Do you mean the number of $\alpha\in E$ such that $E=\mathbb Z_3(\alpha)$, i.e. the number of primitive elements for the extension? If so, the answer is $|E|-|\mathbb Z_3|=6$, and we do not have to think about the multiplicative group $E^*$. The idea is simple, if $\alpha\not\in \mathbb Z_3$, then $$[E:\mathbb Z_3]\ge [\mathbb Z_3[\alpha]:\mathbb Z_3]\ge 2 = [E:\mathbb Z_3] \\ [\mathbb Z_3[\alpha]:\mathbb Z_3]=2, \mathbb Z_3[\alpha]=E$$

Similarly given any finite field extension: Let $E/F$ be a finite extension over a finite field $F$, then $\alpha\in E$ is a primitive element generator over $F$ iff $\alpha$ is not in any subfield $F'$ such that $E\subseteq F'\subsetneq F$. Therefore we can count the number of primitive elements generators by inclusion-exclusion principle.

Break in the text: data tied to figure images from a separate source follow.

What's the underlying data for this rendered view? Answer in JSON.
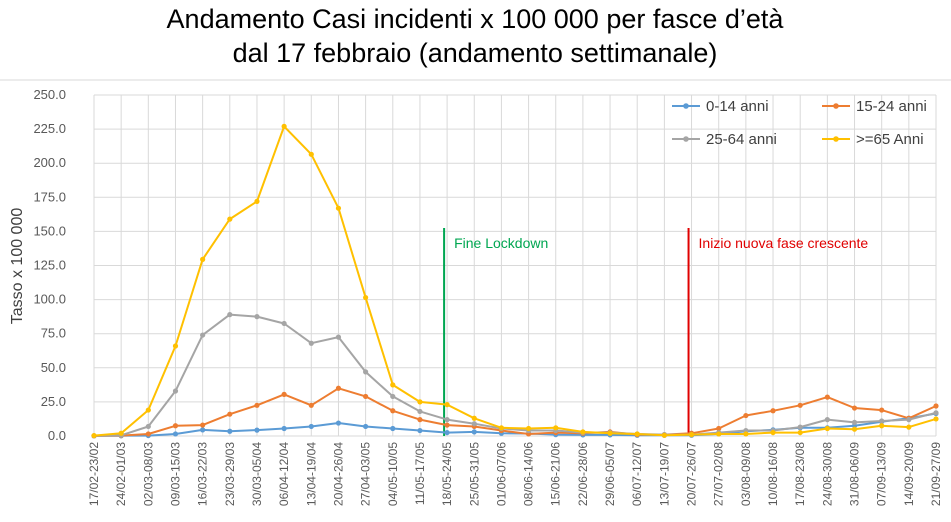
{
  "chart_data": {
    "type": "line",
    "title_line1": "Andamento Casi incidenti x 100 000 per fasce d’età",
    "title_line2": "dal 17 febbraio (andamento settimanale)",
    "ylabel": "Tasso x 100 000",
    "xlabel": "",
    "ylim": [
      0,
      250
    ],
    "yticks": [
      "0.0",
      "25.0",
      "50.0",
      "75.0",
      "100.0",
      "125.0",
      "150.0",
      "175.0",
      "200.0",
      "225.0",
      "250.0"
    ],
    "grid": true,
    "legend_position": "top-right",
    "categories": [
      "17/02-23/02",
      "24/02-01/03",
      "02/03-08/03",
      "09/03-15/03",
      "16/03-22/03",
      "23/03-29/03",
      "30/03-05/04",
      "06/04-12/04",
      "13/04-19/04",
      "20/04-26/04",
      "27/04-03/05",
      "04/05-10/05",
      "11/05-17/05",
      "18/05-24/05",
      "25/05-31/05",
      "01/06-07/06",
      "08/06-14/06",
      "15/06-21/06",
      "22/06-28/06",
      "29/06-05/07",
      "06/07-12/07",
      "13/07-19/07",
      "20/07-26/07",
      "27/07-02/08",
      "03/08-09/08",
      "10/08-16/08",
      "17/08-23/08",
      "24/08-30/08",
      "31/08-06/09",
      "07/09-13/09",
      "14/09-20/09",
      "21/09-27/09"
    ],
    "series": [
      {
        "name": "0-14 anni",
        "color": "#5B9BD5",
        "values": [
          0.1,
          0.2,
          0.3,
          1.5,
          4.5,
          3.5,
          4.3,
          5.5,
          7.0,
          9.5,
          7.0,
          5.5,
          4.0,
          2.5,
          3.0,
          2.0,
          1.8,
          1.0,
          0.8,
          0.8,
          0.5,
          0.5,
          0.5,
          1.5,
          3.5,
          4.5,
          6.0,
          6.0,
          7.5,
          10.5,
          13.0,
          16.5
        ]
      },
      {
        "name": "15-24 anni",
        "color": "#ED7D31",
        "values": [
          0.1,
          0.3,
          1.5,
          7.5,
          8.0,
          16.0,
          22.5,
          30.5,
          22.5,
          35.0,
          29.0,
          18.5,
          12.0,
          8.0,
          7.0,
          4.0,
          1.5,
          2.5,
          2.0,
          3.0,
          1.0,
          1.0,
          2.0,
          5.5,
          15.0,
          18.5,
          22.5,
          28.5,
          20.5,
          19.0,
          13.0,
          22.0
        ]
      },
      {
        "name": "25-64 anni",
        "color": "#A5A5A5",
        "values": [
          0.1,
          0.5,
          7.0,
          33.0,
          74.0,
          89.0,
          87.5,
          82.5,
          68.0,
          72.5,
          47.0,
          29.0,
          18.0,
          12.0,
          9.0,
          5.5,
          4.0,
          4.0,
          2.5,
          2.5,
          1.5,
          1.0,
          1.0,
          2.5,
          4.0,
          4.0,
          6.5,
          12.0,
          10.0,
          11.0,
          12.0,
          17.0
        ]
      },
      {
        "name": ">=65 Anni",
        "color": "#FFC000",
        "values": [
          0.3,
          2.0,
          19.0,
          66.0,
          129.5,
          159.0,
          172.0,
          227.0,
          206.5,
          167.0,
          101.5,
          37.5,
          25.0,
          23.0,
          13.0,
          6.0,
          5.5,
          6.0,
          3.0,
          2.0,
          1.5,
          0.5,
          1.0,
          1.5,
          1.5,
          2.5,
          2.5,
          5.5,
          5.0,
          7.5,
          6.5,
          12.5
        ]
      }
    ],
    "annotations": [
      {
        "text": "Fine Lockdown",
        "category": "18/05-24/05",
        "color": "#00A651"
      },
      {
        "text": "Inizio nuova fase crescente",
        "category": "20/07-26/07",
        "color": "#E00000"
      }
    ]
  }
}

If you are asking for the number of generators for $E^*\simeq\mathbb Z/8\mathbb Z$ (which is not isomorphic to the additive group: they don't even have the same order; and those generators are unfortunately called primitive elements, not to be confused with primitive elements for simple extension, as mentioned by Jyrki Lahtonen in the comments), then yes it is Euler $\phi$ of $8$ which is $4$. However, this is not the number of primitive elements generators, as primitive elements generators can generate the whole field by both multiplication and addition.